Feeling like you are missing the boat? You see your friends are telecommuting and working from home but you have not been afforded the same opportunity. How would you like to create your own work from home opportunity?

You could wait to be invited to remote working for your employer or even pitch your willingness to work for your current employer by telecommuting, or you could become the master of your own fate and start working from home under your own terms and start your own work at home business.

There are tons of opportunities for you to take a stab on, and in most self-employed remote workers, you will find yourself freelancing, offering services to a few clients (or many clients) to create your full-time income stream.

So, keep that in mind as you prepare to more your self-powered job online, and also note that the remote work services that you offer to provide can be anything you like to do. You need not pigeonhole yourself into any one particular offering.

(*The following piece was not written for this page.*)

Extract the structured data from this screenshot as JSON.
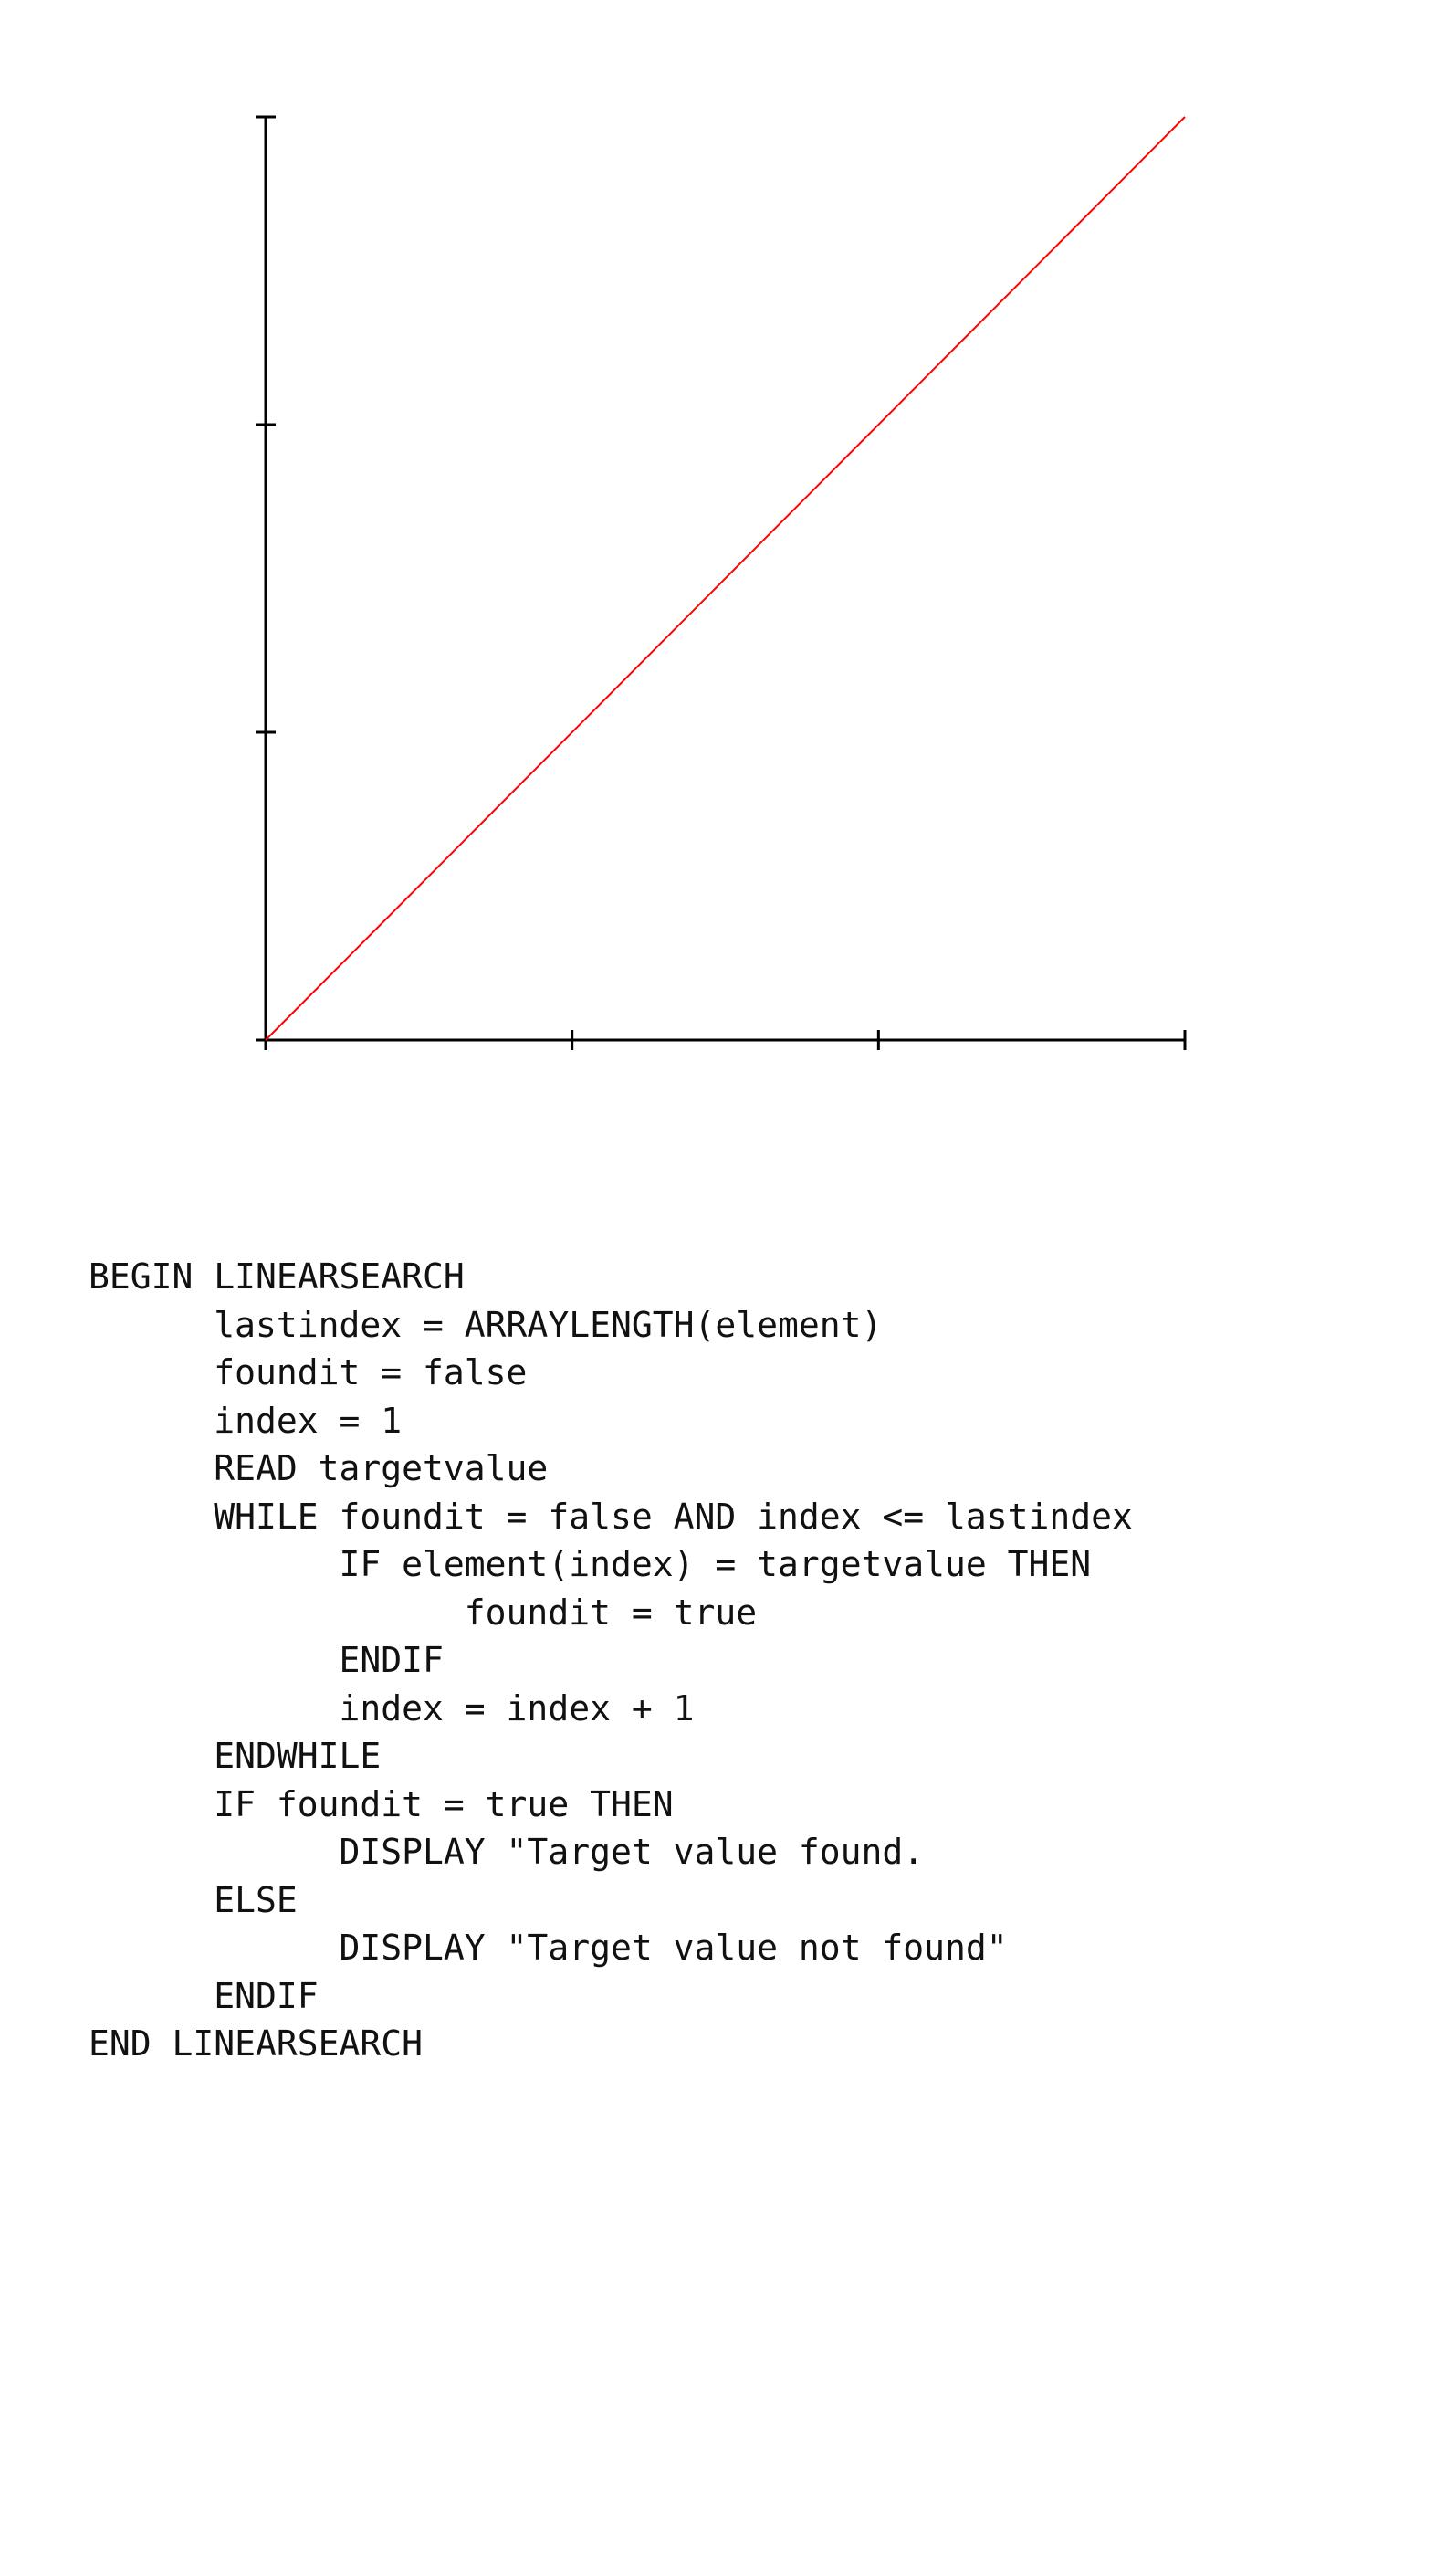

Of course, before you make the leap, you will need all the tools necessary to conduct your services from your at-home office.

When you start putting yourself out there, you will tend to offer more for less. This is based on insecurity when you are starting out, which may lead to your being overwhelmed, with more work than you bargained for.

If you can avoid burnout, you can take the time to hone your offerings so that you can still offer a value but get more than what you are actually worth. And believe me, you are worth far more than you think you are.

Think about this, whatever any employer is willing to pay you or someone in your field, your value is actually five-times what you or anyone else is getting paid. Now that you are your own CEO, you are entitled to a bigger piece of the action.

Start out with what you think is reasonable, then prepare to continue to raise your rates.

As early as possible, try to wrap your head around the idea that you are it. When you are working for someone else, you are at their mercy, but you have someone to complain to, someone to fix things when they break, someone to back you up when needed. When you are on your own, it is all you. There is no one else to fall back on. This is the price to pay for independence.

You will be in charge of rewarding yourself. No one is there to recognize you for your efforts but you. You are the only one to impress with your prowess, so it is up to you also to reward yourself for a job well done.

You are responsible for your own bookkeeping until you grow to a point where you can hire out that part of your work from home enterprise. If you are not keeping the books, sending out invoices, tracking expenses, then you are not getting paid. It may not be your most desired duties (and it often is not among freelancers working from home) but you must do it unless you consider your services to be a hobby on-the-side.

As a self-employed teleworker, you are responsible for figuring out how to provide your own insurance, benefits package, as well as reporting and paying taxes, because you are now not just one of the many people who work at home, you are your own boss of your own home business.

The good news: No one gets to tell you what to do, what not to do, how to act, dress, or boss you around. You get to join the others who are working from home and enjoying all the benefits of remote work.